A thirsty settlement – In Peshawar’s Tajabad, clean water is searched like a hidden treasure
Children collect water at a community tap in Tajabad locality of Peshawar.
Report & Photos by: Gul Naaz
On the outskirts of Peshawar lies Tajabad, a sprawling settlement where mud houses, dirt streets, choked drains and the shadows of poverty blend into one another. This locality is home to thousands of Afghan refugees, who have been struggling for decades to meet the most basic necessities of life. Here, not only are job and healthcare pressing issues, but the biggest challenge is the scarcity of clean drinking water.
Water – the very symbol of life – is sought here like a rare treasure. Among the dusty lanes of Tajabad lives Marwa, a ten-year-old girl, who sets out every morning with her small plastic bottle and a few friends her age, in search of water. Unlike other children her age, she does not carry books or a schoolbag, but an empty canister or bottle, which she must fill with water after walking several kilometers on foot.
Marwa’s father, Mansoor, a vegetable seller in Peshawar’s well-known Board Bazaar, says, “Life here is difficult. When one problem is solved, another immediately takes its place. But the biggest trial is the lack of water. Every morning begins with the search for water – women, children, the elderly – everyone leaves their homes to bring water for household needs, and this struggle continues until evening.”

Most homes in Tajabad have no permanent source of water. Residents either fetch it from faraway streets or wait for hours at a community tap. The water available in Tajabad and similar suburban areas of Peshawar is often contaminated, resulting in widespread stomach, skin, and respiratory illnesses.
Mansoor says that he and other residents have repeatedly appealed to local elders and community leaders to install hand pumps, wells, or filtration plants in the area so that the issue could be resolved permanently – but every time, they receive nothing but hollow promises.

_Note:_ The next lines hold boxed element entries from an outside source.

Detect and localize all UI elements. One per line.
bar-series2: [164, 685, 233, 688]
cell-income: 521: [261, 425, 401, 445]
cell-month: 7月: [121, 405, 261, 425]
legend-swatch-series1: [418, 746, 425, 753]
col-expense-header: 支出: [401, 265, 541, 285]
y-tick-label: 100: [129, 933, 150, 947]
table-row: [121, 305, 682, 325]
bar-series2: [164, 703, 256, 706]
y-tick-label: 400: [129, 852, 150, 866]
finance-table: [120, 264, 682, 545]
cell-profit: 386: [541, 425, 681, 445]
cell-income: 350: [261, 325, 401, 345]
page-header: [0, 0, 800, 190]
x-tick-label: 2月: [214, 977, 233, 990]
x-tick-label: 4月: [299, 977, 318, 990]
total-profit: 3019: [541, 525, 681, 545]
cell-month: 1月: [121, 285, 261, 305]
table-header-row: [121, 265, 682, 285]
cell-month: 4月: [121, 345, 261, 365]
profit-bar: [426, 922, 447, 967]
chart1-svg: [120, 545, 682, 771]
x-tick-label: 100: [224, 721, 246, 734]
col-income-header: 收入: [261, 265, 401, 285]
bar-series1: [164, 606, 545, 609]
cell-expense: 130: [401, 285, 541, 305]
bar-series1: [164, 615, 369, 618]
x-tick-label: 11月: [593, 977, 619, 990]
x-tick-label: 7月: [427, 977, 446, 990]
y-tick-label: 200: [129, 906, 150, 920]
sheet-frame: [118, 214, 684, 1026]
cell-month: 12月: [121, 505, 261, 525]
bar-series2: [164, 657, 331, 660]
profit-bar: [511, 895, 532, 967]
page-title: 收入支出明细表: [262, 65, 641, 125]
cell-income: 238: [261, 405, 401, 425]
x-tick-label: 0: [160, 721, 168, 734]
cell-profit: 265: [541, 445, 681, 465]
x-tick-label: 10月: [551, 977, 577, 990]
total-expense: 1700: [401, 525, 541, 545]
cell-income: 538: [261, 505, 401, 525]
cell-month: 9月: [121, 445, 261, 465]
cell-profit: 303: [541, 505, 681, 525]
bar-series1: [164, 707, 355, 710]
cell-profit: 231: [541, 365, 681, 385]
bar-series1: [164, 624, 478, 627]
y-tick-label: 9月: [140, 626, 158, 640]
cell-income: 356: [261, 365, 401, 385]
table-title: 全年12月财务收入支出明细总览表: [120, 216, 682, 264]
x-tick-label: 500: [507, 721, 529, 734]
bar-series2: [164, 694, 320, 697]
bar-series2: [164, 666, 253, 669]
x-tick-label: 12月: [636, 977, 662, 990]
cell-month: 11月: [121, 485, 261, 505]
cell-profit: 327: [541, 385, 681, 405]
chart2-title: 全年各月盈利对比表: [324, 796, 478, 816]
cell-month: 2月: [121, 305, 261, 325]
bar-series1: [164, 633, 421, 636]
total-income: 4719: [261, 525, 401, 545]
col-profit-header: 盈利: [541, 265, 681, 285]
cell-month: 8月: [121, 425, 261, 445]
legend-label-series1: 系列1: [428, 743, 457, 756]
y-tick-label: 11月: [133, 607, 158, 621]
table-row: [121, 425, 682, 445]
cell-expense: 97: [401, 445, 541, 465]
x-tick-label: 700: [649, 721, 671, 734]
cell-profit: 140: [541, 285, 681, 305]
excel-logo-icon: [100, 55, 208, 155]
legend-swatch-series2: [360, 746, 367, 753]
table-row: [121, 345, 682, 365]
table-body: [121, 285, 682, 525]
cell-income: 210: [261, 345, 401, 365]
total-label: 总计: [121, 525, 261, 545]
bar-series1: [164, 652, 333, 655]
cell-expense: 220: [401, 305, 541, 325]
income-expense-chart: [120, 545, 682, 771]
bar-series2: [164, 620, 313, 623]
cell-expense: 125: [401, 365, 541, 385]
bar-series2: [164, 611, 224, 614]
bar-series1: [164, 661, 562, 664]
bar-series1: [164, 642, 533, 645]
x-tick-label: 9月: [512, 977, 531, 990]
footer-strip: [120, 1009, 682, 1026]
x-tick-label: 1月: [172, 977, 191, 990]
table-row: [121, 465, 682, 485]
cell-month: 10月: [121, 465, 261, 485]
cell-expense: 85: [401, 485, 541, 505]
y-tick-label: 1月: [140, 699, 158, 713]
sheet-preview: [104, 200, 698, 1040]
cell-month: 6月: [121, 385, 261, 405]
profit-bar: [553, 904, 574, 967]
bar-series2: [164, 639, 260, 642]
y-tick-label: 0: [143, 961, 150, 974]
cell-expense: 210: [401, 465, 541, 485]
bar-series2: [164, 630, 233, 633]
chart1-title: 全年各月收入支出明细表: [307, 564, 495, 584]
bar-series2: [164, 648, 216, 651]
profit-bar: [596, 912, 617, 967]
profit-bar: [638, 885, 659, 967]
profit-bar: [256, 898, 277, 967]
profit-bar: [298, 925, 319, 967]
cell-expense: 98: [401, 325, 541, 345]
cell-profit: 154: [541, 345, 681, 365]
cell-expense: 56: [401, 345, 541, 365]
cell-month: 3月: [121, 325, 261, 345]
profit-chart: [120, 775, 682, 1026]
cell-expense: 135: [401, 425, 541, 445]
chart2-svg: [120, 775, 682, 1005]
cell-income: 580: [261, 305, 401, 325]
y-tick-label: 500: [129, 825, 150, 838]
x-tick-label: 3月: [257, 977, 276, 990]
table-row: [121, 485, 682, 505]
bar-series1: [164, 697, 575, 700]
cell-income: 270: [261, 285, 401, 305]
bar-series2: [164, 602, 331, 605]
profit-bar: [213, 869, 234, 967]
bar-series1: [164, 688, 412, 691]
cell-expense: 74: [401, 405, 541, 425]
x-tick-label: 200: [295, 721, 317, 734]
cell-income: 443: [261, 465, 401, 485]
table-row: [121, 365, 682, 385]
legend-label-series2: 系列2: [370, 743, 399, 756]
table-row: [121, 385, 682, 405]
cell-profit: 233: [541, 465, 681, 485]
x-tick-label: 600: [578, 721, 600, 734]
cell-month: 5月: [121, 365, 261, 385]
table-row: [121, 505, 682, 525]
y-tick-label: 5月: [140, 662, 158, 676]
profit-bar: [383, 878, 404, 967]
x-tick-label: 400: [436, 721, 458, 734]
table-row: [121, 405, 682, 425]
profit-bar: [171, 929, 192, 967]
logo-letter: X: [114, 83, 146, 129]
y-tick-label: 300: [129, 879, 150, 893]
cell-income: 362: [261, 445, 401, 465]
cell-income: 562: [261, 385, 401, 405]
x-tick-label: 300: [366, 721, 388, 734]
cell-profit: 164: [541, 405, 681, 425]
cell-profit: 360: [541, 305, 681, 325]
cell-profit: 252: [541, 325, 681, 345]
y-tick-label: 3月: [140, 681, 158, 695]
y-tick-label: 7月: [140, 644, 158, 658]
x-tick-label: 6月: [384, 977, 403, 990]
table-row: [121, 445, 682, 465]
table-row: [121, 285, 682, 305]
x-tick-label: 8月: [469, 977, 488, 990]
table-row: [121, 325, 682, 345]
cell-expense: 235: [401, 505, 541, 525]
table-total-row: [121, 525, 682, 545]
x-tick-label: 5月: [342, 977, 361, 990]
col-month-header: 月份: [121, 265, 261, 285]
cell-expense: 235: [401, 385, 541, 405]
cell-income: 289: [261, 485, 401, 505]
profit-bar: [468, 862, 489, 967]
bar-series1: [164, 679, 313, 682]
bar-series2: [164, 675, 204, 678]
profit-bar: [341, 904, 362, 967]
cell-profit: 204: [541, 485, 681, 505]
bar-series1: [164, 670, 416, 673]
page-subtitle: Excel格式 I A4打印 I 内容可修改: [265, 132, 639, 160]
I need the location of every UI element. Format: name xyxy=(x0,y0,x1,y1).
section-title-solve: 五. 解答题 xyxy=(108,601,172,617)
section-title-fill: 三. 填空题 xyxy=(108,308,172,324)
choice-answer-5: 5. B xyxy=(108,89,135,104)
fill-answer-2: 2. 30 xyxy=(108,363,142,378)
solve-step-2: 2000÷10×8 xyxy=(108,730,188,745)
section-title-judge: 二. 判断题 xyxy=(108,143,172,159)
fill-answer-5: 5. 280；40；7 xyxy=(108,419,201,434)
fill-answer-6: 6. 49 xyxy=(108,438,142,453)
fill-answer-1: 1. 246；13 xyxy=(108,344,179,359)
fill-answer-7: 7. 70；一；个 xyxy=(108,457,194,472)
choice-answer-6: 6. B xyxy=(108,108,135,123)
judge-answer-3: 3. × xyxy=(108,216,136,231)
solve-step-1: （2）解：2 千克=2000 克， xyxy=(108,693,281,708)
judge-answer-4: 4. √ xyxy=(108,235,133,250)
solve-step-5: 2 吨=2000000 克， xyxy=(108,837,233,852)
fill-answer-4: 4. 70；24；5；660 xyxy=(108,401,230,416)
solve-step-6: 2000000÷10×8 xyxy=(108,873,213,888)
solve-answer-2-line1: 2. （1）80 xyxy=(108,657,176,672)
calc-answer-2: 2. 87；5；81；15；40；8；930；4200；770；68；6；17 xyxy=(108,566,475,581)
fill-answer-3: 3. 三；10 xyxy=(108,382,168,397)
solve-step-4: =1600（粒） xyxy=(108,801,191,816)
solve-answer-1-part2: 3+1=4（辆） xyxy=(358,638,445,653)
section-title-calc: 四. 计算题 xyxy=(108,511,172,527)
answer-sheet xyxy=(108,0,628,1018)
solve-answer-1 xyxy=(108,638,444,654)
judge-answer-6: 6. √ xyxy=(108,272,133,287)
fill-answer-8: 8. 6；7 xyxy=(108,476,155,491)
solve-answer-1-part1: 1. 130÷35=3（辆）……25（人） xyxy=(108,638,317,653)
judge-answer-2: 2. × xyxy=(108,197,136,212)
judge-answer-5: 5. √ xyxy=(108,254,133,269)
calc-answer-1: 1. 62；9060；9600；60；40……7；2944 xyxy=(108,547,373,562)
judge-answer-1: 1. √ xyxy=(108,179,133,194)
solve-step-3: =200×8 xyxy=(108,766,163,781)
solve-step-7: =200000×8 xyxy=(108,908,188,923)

According to Mansoor, the water shortage in places like Tajabad has affected not only people’s health but also their education.
“When children spend hours every day fetching water, they’re left with neither the energy nor the time to study.”
Mansoor recounts sorrowfully that in 2024, the residents of Tajabad contacted a non-governmental organization (NGO), hoping their water crisis might finally be resolved – but even after a year, nothing has changed.

This situation is not limited to Tajabad. Every village and refugee settlement on the outskirts of Peshawar is plagued by water scarcity and other hardships. Government institutions often ignore these issues, citing a lack of funds.
It is an undeniable fact that water is a basic necessity of life – without it, there can be no health, cleanliness, education, or progress. Social experts emphasize that access to clean water is not a luxury, but a fundamental human right. When a society’s children are forced to fetch water instead of going to school, it reflects not just poverty, but the failure of social and government systems.
Marwa’s father Mansoor says: “We are not asking the government for personal favors – only for the right to live. We don’t want our future generations to grow up under the shadow of thirst.”
Like little Marwa, dozens of boys and girls start their mornings not by going to school, but by stepping into the alleys with water containers in their hands. Their faces are covered in dust, yet their eyes still shine with hope and dreams. The muddy lanes of Tajabad stand as silent witnesses, where little girls like Marwa chase after the blessing of water every single day – their tiny footsteps echoing a community’s enduring struggle for life.